The reformulated item 5 bears a scant resemblance to the original. Unless the Ministers are still reading from the so-called Campaore's May 8 letter, the modalities make no mention about the territories being Ethiopian, nor is there any reference to the police and militia anywhere in the entire OAU document.

The Council of Ministers has reintroduced the same deal breaker that scuttled potential agreement on a solution to the problem fourteen months ago. The reformulation of item 5 is intended to guarantee Eritrea's rejection, and hence justify the continuation of the war.

Not only the reintroduction of the deal killer, but also the rhetoric that preceded the bombing of Asmara has made a cameo appearance thirteen months later.

Prime Minister Meles On June 4, 1998

"I call on the people of Ethiopia to take all the actions necessary for the safeguarding of our country according to directives issued by organs of government and defense forces of Ethiopia..."

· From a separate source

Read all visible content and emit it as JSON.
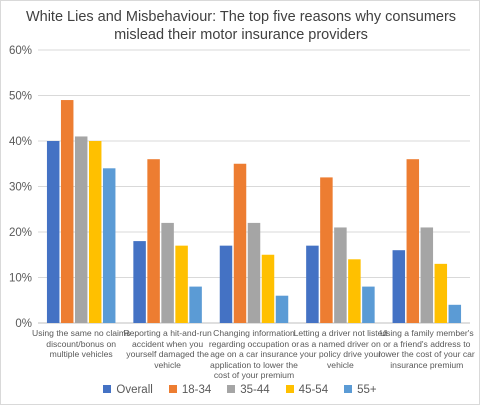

The Prime Minister's call to arms of June 4 was echoed by a similar call by the Council of Ministers of July 20, 1999.

"The Defense Forces must continue their unyielding effort to ensure that the sovereignty of our country are respected...the entire people of Ethiopia must redouble their efforts to enhance the significant contributions they have already made to respect of our sovereignty."

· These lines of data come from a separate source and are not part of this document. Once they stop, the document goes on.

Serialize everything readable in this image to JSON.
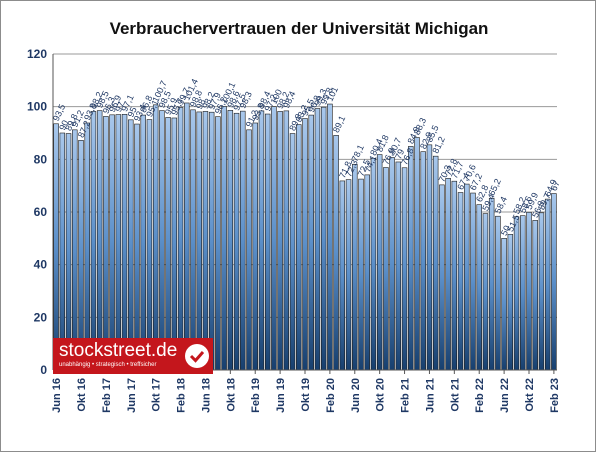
{
  "chart_data": {
    "type": "bar",
    "title": "Verbrauchervertrauen der Universität Michigan",
    "xlabel": "",
    "ylabel": "",
    "ylim": [
      0,
      120
    ],
    "yticks": [
      0,
      20,
      40,
      60,
      80,
      100,
      120
    ],
    "grid": true,
    "bar_color": "#5b8fc9",
    "categories": [
      "Jun 16",
      "Jul 16",
      "Aug 16",
      "Sep 16",
      "Okt 16",
      "Nov 16",
      "Dez 16",
      "Jan 17",
      "Feb 17",
      "Mrz 17",
      "Apr 17",
      "Mai 17",
      "Jun 17",
      "Jul 17",
      "Aug 17",
      "Sep 17",
      "Okt 17",
      "Nov 17",
      "Dez 17",
      "Jan 18",
      "Feb 18",
      "Mrz 18",
      "Apr 18",
      "Mai 18",
      "Jun 18",
      "Jul 18",
      "Aug 18",
      "Sep 18",
      "Okt 18",
      "Nov 18",
      "Dez 18",
      "Jan 19",
      "Feb 19",
      "Mrz 19",
      "Apr 19",
      "Mai 19",
      "Jun 19",
      "Jul 19",
      "Aug 19",
      "Sep 19",
      "Okt 19",
      "Nov 19",
      "Dez 19",
      "Jan 20",
      "Feb 20",
      "Mrz 20",
      "Apr 20",
      "Mai 20",
      "Jun 20",
      "Jul 20",
      "Aug 20",
      "Sep 20",
      "Okt 20",
      "Nov 20",
      "Dez 20",
      "Jan 21",
      "Feb 21",
      "Mrz 21",
      "Apr 21",
      "Mai 21",
      "Jun 21",
      "Jul 21",
      "Aug 21",
      "Sep 21",
      "Okt 21",
      "Nov 21",
      "Dez 21",
      "Jan 22",
      "Feb 22",
      "Mrz 22",
      "Apr 22",
      "Mai 22",
      "Jun 22",
      "Jul 22",
      "Aug 22",
      "Sep 22",
      "Okt 22",
      "Nov 22",
      "Dez 22",
      "Jan 23",
      "Feb 23"
    ],
    "values": [
      93.5,
      90,
      89.8,
      91.2,
      87.2,
      93.8,
      98.2,
      98.5,
      96.3,
      96.9,
      97,
      97.1,
      95,
      93.4,
      96.8,
      95.1,
      100.7,
      98.5,
      95.9,
      95.7,
      99.7,
      101.4,
      98.8,
      98,
      98.2,
      97.9,
      96.2,
      100.1,
      98.6,
      97.5,
      98.3,
      91.2,
      93.8,
      98.4,
      97.2,
      100,
      98.2,
      98.4,
      89.8,
      93.2,
      95.5,
      96.8,
      99.3,
      99.8,
      101,
      89.1,
      71.8,
      72.3,
      78.1,
      72.5,
      74.1,
      80.4,
      81.8,
      76.9,
      80.7,
      79,
      76.8,
      84.9,
      88.3,
      82.9,
      85.5,
      81.2,
      70.3,
      72.8,
      71.7,
      67.4,
      70.6,
      67.2,
      62.8,
      59.4,
      65.2,
      58.4,
      50,
      51.5,
      58.2,
      58.6,
      59.9,
      56.8,
      59.7,
      64.9,
      67
    ],
    "x_tick_labels": [
      "Jun 16",
      "Okt 16",
      "Feb 17",
      "Jun 17",
      "Okt 17",
      "Feb 18",
      "Jun 18",
      "Okt 18",
      "Feb 19",
      "Jun 19",
      "Okt 19",
      "Feb 20",
      "Jun 20",
      "Okt 20",
      "Feb 21",
      "Jun 21",
      "Okt 21",
      "Feb 22",
      "Jun 22",
      "Okt 22",
      "Feb 23"
    ]
  },
  "logo": {
    "name": "stockstreet.de",
    "tagline": "unabhängig • strategisch • treffsicher",
    "color": "#c4161c"
  }
}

The same deal breaker and the same war rhetoric have reappeared. Unless both have been expressed as a form of collective therapy, one is hard pressed to be optimistic about the future of the Modalities, or for that matter for peace in the region.

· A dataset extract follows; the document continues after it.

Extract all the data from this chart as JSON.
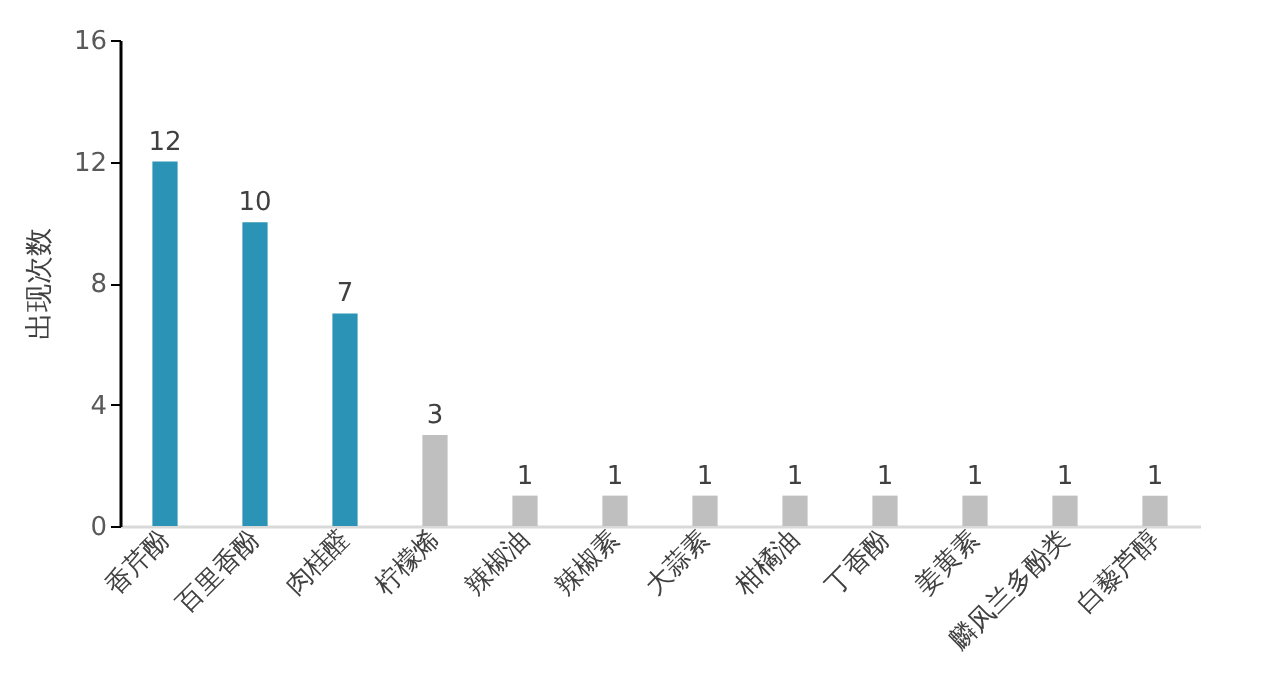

Recent reports indicate Mr Anthony Lake is optimistic, and that he's making progress. This is good. But I hope one is not considered impudent to ask which version of the Modalities--the OAU's or the Council of Ministers-- Mr Lake is working from. It's possible that the Ethiopians have abandoned their rewrite of the OAU document and have joined Eritrea in staying with the original text. If this is the case the optimism is justified. If not, it's hard to see a way out of this accursed war.

Last time Prime Minister Meles introduced a deal breaker under similar circumstances, an indulgent US stood on the side lines, giving Ethiopia sufficient political space to invade Eritrea. An easily solvable border dispute was transformed into the world's biggest, and most devastating ground war.

One hopes the world has learned a lesson. Eritreans, however, are not holding their breath until the minority controlled government in Addis is ready to jettison its hegemonic fantasy, forever.